Retour sur le terrain
Du coup, Messaoud Ould Boulkheir, conscient des implications de la situation,
décide de renouer avec son vieil amour et redescend sur le terrain politique.
Ainsi, depuis quelques jours, il se rendrait régulièrement dans les quartiers
populaires, ces zones préurbaines qui ont solidement établi la réputation de
popularité de l’homme. Une démarche à travers laquelle il entend renouer avec
la base, histoire de ne pas se laisser déborder, sur le terrain des idées
généreuses, par des lieutenants allant vers une rupture de ban, porteuse de
gros risques de déchirure.
Cette nouvelle bataille contre des « adversaires » inattendus représente,
actuellement, un enjeu de taille au sein de ce grand parti de l’opposition,
selon de nombreux observateurs.
Voilà pourquoi le vieux lion se remet subitement à rugir. Particulièrement
lors de l’ouverture des journées de réflexion de son parti, le mois dernier.

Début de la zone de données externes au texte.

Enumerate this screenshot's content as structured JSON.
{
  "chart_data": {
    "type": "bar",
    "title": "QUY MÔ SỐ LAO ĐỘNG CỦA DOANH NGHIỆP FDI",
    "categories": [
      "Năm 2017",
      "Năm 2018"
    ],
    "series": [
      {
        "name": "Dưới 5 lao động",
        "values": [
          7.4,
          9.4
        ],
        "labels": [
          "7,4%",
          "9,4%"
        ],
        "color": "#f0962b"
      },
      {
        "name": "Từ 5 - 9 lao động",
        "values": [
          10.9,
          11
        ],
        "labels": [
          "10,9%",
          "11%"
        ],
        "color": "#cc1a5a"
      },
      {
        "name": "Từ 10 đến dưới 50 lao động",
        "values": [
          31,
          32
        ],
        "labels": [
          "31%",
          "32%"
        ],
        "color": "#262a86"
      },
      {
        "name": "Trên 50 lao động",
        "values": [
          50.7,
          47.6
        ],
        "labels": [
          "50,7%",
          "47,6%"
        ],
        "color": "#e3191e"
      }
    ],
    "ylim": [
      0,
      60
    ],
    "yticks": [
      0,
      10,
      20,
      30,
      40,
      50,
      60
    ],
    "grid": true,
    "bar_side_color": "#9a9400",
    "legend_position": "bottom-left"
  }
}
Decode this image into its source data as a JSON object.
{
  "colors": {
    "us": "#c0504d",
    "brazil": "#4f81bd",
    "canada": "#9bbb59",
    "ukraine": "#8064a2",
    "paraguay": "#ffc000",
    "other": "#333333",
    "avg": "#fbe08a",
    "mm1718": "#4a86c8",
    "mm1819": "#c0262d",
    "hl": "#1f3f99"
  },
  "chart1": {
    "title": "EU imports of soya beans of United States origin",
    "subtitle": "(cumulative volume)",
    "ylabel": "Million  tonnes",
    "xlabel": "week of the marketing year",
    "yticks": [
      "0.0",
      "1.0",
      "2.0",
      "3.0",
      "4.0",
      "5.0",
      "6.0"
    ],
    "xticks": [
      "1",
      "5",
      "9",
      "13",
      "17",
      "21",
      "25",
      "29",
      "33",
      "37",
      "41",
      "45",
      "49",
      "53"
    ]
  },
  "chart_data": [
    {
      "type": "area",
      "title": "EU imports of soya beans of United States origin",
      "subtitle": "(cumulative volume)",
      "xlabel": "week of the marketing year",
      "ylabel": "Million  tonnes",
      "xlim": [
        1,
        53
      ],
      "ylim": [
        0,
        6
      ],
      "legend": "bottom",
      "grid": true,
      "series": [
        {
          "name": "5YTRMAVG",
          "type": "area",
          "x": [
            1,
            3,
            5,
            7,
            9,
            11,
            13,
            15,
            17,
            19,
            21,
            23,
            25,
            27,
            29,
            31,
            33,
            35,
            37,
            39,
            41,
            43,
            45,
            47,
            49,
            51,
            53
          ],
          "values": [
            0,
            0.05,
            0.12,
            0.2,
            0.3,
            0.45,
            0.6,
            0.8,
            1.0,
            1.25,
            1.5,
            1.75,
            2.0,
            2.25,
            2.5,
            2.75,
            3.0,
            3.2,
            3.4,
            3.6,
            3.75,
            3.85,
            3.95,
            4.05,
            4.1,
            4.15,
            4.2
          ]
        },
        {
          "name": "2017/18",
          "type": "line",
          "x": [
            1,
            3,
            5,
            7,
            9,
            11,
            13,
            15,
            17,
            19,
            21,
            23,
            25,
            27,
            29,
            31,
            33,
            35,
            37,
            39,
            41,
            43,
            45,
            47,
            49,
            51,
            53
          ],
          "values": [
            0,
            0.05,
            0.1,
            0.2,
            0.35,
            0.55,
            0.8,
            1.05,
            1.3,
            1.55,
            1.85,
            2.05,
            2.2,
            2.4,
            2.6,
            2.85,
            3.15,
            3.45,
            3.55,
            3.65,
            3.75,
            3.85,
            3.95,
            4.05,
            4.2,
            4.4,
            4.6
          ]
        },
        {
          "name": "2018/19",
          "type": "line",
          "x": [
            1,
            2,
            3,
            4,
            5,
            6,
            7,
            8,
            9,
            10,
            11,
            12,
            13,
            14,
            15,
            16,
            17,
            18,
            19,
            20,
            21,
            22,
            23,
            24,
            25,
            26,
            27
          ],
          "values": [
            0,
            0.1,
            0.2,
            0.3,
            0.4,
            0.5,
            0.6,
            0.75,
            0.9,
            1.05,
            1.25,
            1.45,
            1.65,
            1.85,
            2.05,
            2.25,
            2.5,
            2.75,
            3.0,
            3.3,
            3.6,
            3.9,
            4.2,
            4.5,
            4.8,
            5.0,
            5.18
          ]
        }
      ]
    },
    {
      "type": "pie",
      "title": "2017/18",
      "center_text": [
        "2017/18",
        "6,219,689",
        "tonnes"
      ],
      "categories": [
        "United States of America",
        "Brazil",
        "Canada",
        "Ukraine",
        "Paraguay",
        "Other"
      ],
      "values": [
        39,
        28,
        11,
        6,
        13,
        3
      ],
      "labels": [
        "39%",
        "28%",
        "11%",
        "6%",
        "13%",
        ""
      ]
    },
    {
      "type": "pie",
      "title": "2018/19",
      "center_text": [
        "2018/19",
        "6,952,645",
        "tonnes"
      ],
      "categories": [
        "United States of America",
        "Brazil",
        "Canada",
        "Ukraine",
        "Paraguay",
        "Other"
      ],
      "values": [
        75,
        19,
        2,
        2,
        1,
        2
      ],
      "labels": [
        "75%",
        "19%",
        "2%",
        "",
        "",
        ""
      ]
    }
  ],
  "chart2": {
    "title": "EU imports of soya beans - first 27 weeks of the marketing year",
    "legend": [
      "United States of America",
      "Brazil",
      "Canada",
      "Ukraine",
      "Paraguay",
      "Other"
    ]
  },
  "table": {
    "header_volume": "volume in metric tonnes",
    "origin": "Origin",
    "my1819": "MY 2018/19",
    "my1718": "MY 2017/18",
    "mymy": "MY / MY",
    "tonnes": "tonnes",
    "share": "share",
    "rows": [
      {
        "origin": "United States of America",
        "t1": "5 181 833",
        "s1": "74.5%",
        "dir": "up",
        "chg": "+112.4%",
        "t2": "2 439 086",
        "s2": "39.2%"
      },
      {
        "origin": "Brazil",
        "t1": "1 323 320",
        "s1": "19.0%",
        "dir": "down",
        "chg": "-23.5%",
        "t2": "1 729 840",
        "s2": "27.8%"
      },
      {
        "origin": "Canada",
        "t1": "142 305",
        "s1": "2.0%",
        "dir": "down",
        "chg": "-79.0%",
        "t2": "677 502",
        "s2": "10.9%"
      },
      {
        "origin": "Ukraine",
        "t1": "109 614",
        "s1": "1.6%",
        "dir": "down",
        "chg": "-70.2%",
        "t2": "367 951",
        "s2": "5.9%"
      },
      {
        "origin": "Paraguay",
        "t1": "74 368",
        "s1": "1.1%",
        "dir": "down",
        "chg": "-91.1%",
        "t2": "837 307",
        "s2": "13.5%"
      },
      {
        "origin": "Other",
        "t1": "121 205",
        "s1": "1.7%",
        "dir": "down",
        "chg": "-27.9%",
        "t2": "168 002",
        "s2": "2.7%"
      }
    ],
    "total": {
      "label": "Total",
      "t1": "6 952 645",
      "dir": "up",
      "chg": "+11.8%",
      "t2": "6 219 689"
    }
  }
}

Son discours, jugé trop extrémiste, a provoqué le mécontentement de certains
cadres qui hésitaient à accompagner les contestataires dans leur démarche.
Il est difficile de prévoir l’issue de la confrontation actuelle, la première
du genre, entre Messaoud et ses anciens lieutenants, mais il faut tout de
même prendre en considération la popularité encore très grande dont bénéficie
ce leader historique dans les couches haratines.